Francisco Lindor said Monday morning he’s open to negotiating a long-term contract with the New York Mets. But the four-time American League All-Star shortstop, who can become a free agent after the season, added this caveat: Negotiations need to be concluded by the end of spring training.
“I have never negotiated a contract during the season. Never,” Lindor said during an introductory Zoom conference with the media. “I like to do it before spring training, but once it gets to the point in spring training, it’s time to enjoy the ride and focus on winning. That’s the only thing I should be focusing on, not what I’m going to get, how much money I’m going to get, just focusing on my task.”
The Mets obtained Lindor and pitcher Carlos Carrasco in a deal last week with the Cleveland Indians for shortstop Amed Rosario and three prospects, inheriting a combined $31.5 million in contracts this season, $19.5 million for Lindor and $12 million for Carrasco. At $162 million, the Mets now have the third highest player payroll in Major League Baseball, behind the defending World Series champion Dodgers at $189.6 million, and the cross-borough Yankees at $166.8 million.
The luxury tax threshold this year is $210 million, a figure new owner Steve Cohen said he’s reticent about exceeding this season.
“I think at some point we will, but maybe not this season,” Cohen told the New York Post last month. “I’m not afraid to go over it, but you want to have flexibility on our payroll.

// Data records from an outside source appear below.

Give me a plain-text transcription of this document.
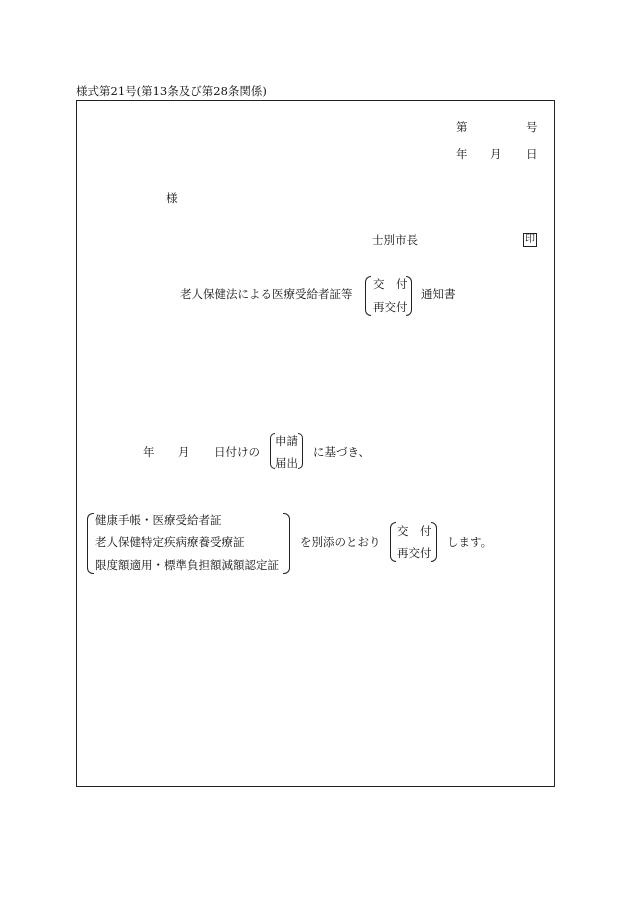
様式第21号(第13条及び第28条関係)
第	号
年 月 日
様
士別市長	印
老人保健法による医療受給者証等
交　付
再交付
通知書
年 月 日付けの
申請
届出
に基づき、
健康手帳・医療受給者証
老人保健特定疾病療養受療証
限度額適用・標準負担額減額認定証
を別添のとおり
交　付
再交付
します。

Long-term contracts can limit a team’s ability going forward.”
That was well before the team’s baseball operations brass, Sandy Alderson and Jared Porter, swung the deal for the 27-year-old Lindor, a .285 hitter and one of the top players in baseball. There’s about a month before pitchers and catchers are supposed to report to camps–set to begin Feb. 16 in Florida and Arizona– which puts Lindor and the Mets on the clock.

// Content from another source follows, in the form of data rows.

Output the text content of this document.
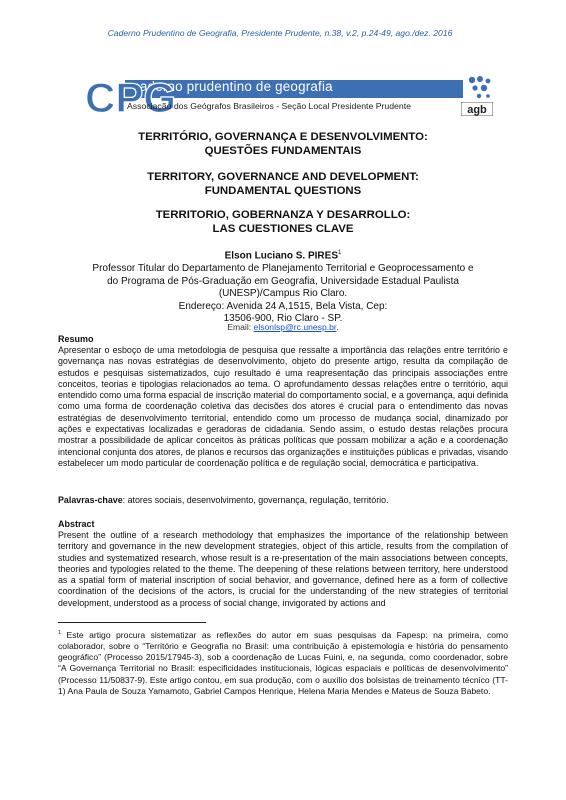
Caderno Prudentino de Geografia, Presidente Prudente, n.38, v.2, p.24-49, ago./dez. 2016
caderno prudentino de geografia
CPG
Associação dos Geógrafos Brasileiros - Seção Local Presidente Prudente	agb
TERRITÓRIO, GOVERNANÇA E DESENVOLVIMENTO:
QUESTÕES FUNDAMENTAIS
TERRITORY, GOVERNANCE AND DEVELOPMENT:
FUNDAMENTAL QUESTIONS
TERRITORIO, GOBERNANZA Y DESARROLLO:
LAS CUESTIONES CLAVE
Elson Luciano S. PIRES$^1$
Professor Titular do Departamento de Planejamento Territorial e Geoprocessamento e
do Programa de Pós-Graduação em Geografia, Universidade Estadual Paulista
(UNESP)/Campus Rio Claro.
Endereço: Avenida 24 A,1515, Bela Vista, Cep:
13506-900, Rio Claro - SP.
Email: elsonlsp@rc.unesp.br.
Resumo
Apresentar o esboço de uma metodologia de pesquisa que ressalte a importância das relações entre território e governança nas novas estratégias de desenvolvimento, objeto do presente artigo, resulta da compilação de estudos e pesquisas sistematizados, cujo resultado é uma reapresentação das principais associações entre conceitos, teorias e tipologias relacionados ao tema. O aprofundamento dessas relações entre o território, aqui entendido como uma forma espacial de inscrição material do comportamento social, e a governança, aqui definida como uma forma de coordenação coletiva das decisões dos atores é crucial para o entendimento das novas estratégias de desenvolvimento territorial, entendido como um processo de mudança social, dinamizado por ações e expectativas localizadas e geradoras de cidadania. Sendo assim, o estudo destas relações procura mostrar a possibilidade de aplicar conceitos às práticas políticas que possam mobilizar a ação e a coordenação intencional conjunta dos atores, de planos e recursos das organizações e instituições públicas e privadas, visando estabelecer um modo particular de coordenação política e de regulação social, democrática e participativa.
Palavras-chave: atores sociais, desenvolvimento, governança, regulação, território.
Abstract
Present the outline of a research methodology that emphasizes the importance of the relationship between territory and governance in the new development strategies, object of this article, results from the compilation of studies and systematized research, whose result is a re-presentation of the main associations between concepts, theories and typologies related to the theme. The deepening of these relations between territory, here understood as a spatial form of material inscription of social behavior, and governance, defined here as a form of collective coordination of the decisions of the actors, is crucial for the understanding of the new strategies of territorial development, understood as a process of social change, invigorated by actions and
$^1$ Este artigo procura sistematizar as reflexões do autor em suas pesquisas da Fapesp: na primeira, como colaborador, sobre o “Território e Geografia no Brasil: uma contribuição à epistemologia e história do pensamento geográfico” (Processo 2015/17945-3), sob a coordenação de Lucas Fuini, e, na segunda, como coordenador, sobre “A Governança Territorial no Brasil: especificidades institucionais, lógicas espaciais e políticas de desenvolvimento” (Processo 11/50837-9). Este artigo contou, em sua produção, com o auxílio dos bolsistas de treinamento técnico (TT-1) Ana Paula de Souza Yamamoto, Gabriel Campos Henrique, Helena Maria Mendes e Mateus de Souza Babeto.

The Dodgers signed pending free agent Mookie Betts to a 12-year, $365 million contract last July 28 before the MVP outfielder had even played an inning for them at the start of the 60-game COVID-abbreviated season. Betts helped lead the Dodgers to their first World Series win since 1988.
The Mets haven’t won since 1986. Like Betts, Lindor has that beaming smile and an infectious personality that can have a profound effect on any clubhouse. Like Lindor, the Dodgers obtained Betts along with pitcher David Price in a trade with the Red Sox just prior to spring training 1.0 last February 10.
Like the Dodgers, the Mets have the money. The Dodgers’ ownership group, Guggenheim Baseball Management, represents a hedge fund that manages $500 billion in assets. Cohen, who purchased the Mets for $2.42 billion from Fred Wilpon last Nov. 6, is personally worth $13 billion.
Lindor said he’s certainly open to remaining with the Mets, just as he wanted to stay in Cleveland, although those discussions went nowhere.
“To all those fans out there, I live life day by day,” Lindor said. “I’m extremely happy and excited about what’s happening right now, but I haven’t really sat down and talked to anybody. Yeah, I had welcoming conversations, and I’m excited about it. I can’t wait. I have never been against signing an extension. I have never been against signing long term. I’m sure there will be some conversations. We’ll see what happens.”
Under Cohen’s watch, the Mets had previously signed free agent catcher James McCann for four years, $40.6 million, including $8.15 million for this season. McCann’s deal is the longest contract for a Major League free agent thus far this offseason. Nearly 300 players are still unsigned, including the top quartet of starting pitcher Trevor Bauer, outfielder George Springer, infielder D.J. LeMahieu and catcher J.T. Realmuto.
Lindor and the Mets have to weigh the issue of this year’s collective bargaining for a new Basic Agreement. The current five-year deal expires on Dec. 1, and there’s a chance that if a new deal is not agreed to by then, the owners could lock out the players for the 2022 season.
Under those circumstances, Lindor may not want to be in the open market, signing a short-term extension while the labor issues are resolved.
“Well, look, we’ve got Francisco for a year,” Alderson, back with the Mets as president of baseball operations, said last week. “We hope he’s fantastic in 2021. There’s every reason to talk to him about some long-term arrangement. Not getting into that [right now], we feel comfortable. We’ll see where it goes.”